UPDATE 2/2/12: The Medical University of Southern Carolina (MUSC) would like to state that the farm pigs were used in a class to train emergency medical personnel in life saving procedures. During the procedure the pigs are under general anasthesia, and are humanely euthanized while under the anesthesia. None of the animals felt pain because they were never recovered from the anesthesia. Simulation courses at the University exist, but students and health professionals have provided feedback that reveal positive training benefits of using a live model.The USDA has requested administrative changes in the approved protocol, but MUSC was never cited violations of the Animal Welfare Act, as well as for any humane issues related to the care and use of the animals. 

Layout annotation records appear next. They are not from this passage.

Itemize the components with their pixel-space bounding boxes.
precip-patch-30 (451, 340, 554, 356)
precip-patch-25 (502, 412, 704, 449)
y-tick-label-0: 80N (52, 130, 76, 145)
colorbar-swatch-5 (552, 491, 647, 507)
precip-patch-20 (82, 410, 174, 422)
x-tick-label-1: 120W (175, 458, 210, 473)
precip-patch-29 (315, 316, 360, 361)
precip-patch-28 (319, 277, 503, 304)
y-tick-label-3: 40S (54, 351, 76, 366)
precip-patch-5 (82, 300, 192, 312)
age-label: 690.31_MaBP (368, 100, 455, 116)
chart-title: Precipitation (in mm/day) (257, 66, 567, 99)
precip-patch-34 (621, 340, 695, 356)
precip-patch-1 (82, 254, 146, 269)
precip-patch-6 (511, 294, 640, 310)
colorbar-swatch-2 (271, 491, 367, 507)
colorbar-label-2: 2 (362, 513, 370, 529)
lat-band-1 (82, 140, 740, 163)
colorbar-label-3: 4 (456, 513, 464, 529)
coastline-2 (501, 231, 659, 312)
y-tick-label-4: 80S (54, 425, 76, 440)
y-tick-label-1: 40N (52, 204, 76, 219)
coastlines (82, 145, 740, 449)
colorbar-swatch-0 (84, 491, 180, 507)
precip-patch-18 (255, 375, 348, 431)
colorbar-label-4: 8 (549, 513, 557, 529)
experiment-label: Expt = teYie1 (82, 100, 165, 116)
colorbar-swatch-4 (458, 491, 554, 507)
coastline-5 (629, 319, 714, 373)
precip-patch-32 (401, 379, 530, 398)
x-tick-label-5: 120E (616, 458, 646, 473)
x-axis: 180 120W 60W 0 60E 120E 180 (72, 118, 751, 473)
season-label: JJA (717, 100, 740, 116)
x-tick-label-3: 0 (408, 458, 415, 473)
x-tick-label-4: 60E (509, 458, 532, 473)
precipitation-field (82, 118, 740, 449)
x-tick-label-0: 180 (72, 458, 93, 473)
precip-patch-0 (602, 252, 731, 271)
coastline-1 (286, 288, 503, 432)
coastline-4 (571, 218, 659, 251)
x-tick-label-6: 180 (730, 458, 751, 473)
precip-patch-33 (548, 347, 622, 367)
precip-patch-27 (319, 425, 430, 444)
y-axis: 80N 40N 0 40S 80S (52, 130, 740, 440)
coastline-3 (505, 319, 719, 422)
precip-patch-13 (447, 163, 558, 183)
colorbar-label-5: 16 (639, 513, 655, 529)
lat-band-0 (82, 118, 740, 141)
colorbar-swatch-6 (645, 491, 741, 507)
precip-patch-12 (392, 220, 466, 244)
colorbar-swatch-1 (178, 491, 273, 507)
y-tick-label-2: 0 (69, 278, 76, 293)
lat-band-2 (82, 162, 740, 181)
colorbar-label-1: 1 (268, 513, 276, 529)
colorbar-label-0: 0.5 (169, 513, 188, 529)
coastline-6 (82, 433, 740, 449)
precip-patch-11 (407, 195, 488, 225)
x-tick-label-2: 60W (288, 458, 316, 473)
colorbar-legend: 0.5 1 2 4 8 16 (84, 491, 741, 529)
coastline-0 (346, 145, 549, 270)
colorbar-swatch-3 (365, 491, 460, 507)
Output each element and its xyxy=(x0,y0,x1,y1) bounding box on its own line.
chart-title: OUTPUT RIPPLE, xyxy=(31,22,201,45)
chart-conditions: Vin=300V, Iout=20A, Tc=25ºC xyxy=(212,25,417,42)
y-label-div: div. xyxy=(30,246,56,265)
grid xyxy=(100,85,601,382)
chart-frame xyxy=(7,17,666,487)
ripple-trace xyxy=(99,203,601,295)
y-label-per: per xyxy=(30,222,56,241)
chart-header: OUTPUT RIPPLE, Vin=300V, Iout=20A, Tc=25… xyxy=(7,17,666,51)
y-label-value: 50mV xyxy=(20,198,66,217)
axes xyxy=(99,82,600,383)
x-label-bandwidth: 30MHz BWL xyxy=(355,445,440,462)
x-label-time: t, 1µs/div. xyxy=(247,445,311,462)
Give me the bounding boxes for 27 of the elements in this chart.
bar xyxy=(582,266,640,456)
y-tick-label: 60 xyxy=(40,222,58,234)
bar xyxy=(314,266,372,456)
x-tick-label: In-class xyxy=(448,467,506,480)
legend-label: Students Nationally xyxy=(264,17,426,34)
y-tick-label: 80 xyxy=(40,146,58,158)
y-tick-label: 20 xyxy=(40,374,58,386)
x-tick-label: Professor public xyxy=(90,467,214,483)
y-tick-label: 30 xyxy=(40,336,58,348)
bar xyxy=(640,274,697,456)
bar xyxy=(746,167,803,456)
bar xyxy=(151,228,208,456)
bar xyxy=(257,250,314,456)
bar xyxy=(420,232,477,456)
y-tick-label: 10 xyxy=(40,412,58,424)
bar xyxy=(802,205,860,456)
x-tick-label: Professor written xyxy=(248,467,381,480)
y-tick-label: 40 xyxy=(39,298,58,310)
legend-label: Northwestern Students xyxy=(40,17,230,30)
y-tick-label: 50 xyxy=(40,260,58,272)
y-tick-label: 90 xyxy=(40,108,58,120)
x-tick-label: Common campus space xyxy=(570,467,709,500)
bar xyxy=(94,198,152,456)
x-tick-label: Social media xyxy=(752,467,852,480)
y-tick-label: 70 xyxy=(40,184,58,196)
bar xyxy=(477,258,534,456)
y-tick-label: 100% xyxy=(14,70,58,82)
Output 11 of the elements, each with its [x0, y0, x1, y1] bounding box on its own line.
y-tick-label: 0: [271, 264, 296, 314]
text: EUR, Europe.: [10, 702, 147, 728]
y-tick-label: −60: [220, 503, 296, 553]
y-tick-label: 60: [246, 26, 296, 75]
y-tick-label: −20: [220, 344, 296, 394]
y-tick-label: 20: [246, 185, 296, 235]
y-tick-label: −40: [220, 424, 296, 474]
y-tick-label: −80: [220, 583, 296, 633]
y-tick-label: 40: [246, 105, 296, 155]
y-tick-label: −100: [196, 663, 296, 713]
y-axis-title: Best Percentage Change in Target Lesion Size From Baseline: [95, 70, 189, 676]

The University of Colorado-Denver (CU) laboratories were accused of neglect and incompetence by PETA in a 2007 investigation. The animal rights organization has once again filed formal complaints with the federal government against the CU laboratories.

In 2007 the undercover investigations by PETA lead to the US Department of Agriculture (USDA) to cite the University for violations of the Animal Welfare Act. CU was issued a warning that it would be fined $10,000 per incident if another violation was found.

PETA has recently released that within the past two years the University of Colorado-Denver has had at least 60 animal welfare incidents occur. Through the Colorado Open Records Act PETA obtained documents from CU since the USDA issued a warning. The following violations have occured:

  • A worker broke a rabbit's back as the rabbit struggled against the worker's restraint. The paralyzed animal was still used in an experiment before she was finally killed.
  • Experimenters induced cancer in animals and then ineptly cut off the resulting tumors, leaving the animals--who were given no pain relief - with large, gaping wounds.
  • Live mice and rats were found in a freezer where dead animals were discarded.
  • Twenty guinea pigs died or were killed after a worker injected them with an antibiotic intended for rats.
  • A careless employee threw a box of live animals into the trash, leaving the animals to die slowly.

Jacque Montgomery, spokeswoman for CU, told The Denver Post that the University reported the incidents to the proper oversight committee or government, as well as addressed the problems.

The University of Colorado-Denver is far from the first University to come under attack by PETA for violating animal welfare laws. Below are 5 other Universities that have felt PETA's wrath.

Germany's University of Ulm

At Germany's University of Ulm pigs were cut apart, surgically mutilated and killed in the elective medical training course. Invasive surgeries like the removing of a pig's gallbladder and liver were performed while they were still alive. In 2011 PETA Germany assisted the University of Ulm in opting for non-animal options for teaching.

Medical University of South Carolina (MUSC)

PETA discovered that MUSC was cutting holes into the throats and chests of live pigs. This practice was used while other courses at the University that were teaching the same skills used state-of-the-art simulators. In 2010 PETA released information that MUSC approved experiments on 1,500 animals without knowing how the animals would be used. A complaint was filed with the USDA for MUSC violating the federal Animal Welfare Act.

University of Utah

In the fall of 2011, an undercover investigation by PETA found dogs, cats, monkeys, rats, mice, rabbits and other animals suffered daily at the University of Utah's laboratories. The University of Utah was cited with nine violations of federal animal protection laws by the USDA. In 2011 the University put an end to experimentation on dogs and cats from animal shelters. If the University of Utah violates the animal protection laws again they can face up to $10,000 in fines per incident.

University of Michigan

In 2011 PETA obtained records from the University of Michigan that revealed that cats used in the Survival Flight lab were killed after the laboratory practiced intubation. The University officials and director of the Survival Flight lab previously reported that the cats used in the lab were always adopted after. After PETA released photos of the cats, the University agreed to begin using human simulators in their laboratories.

Washington University Medical School

PETA recently launched an ad campaign targeting the University for allowing pediatric residents at the St. Louis Children's Hospital to practice intubation on live cats and ferrets. Justin Goodman, PETA's associate director of lab investigation stated that Intubation is the single most painful process. It can cause swelling and bleeding in the throat and collapsed lungs and death if it's not done properly. PETA is encouraging Washington University Medical School to follow the leads of Texas Tech and the University of Michigan and switch from live animals to plastic mannequins.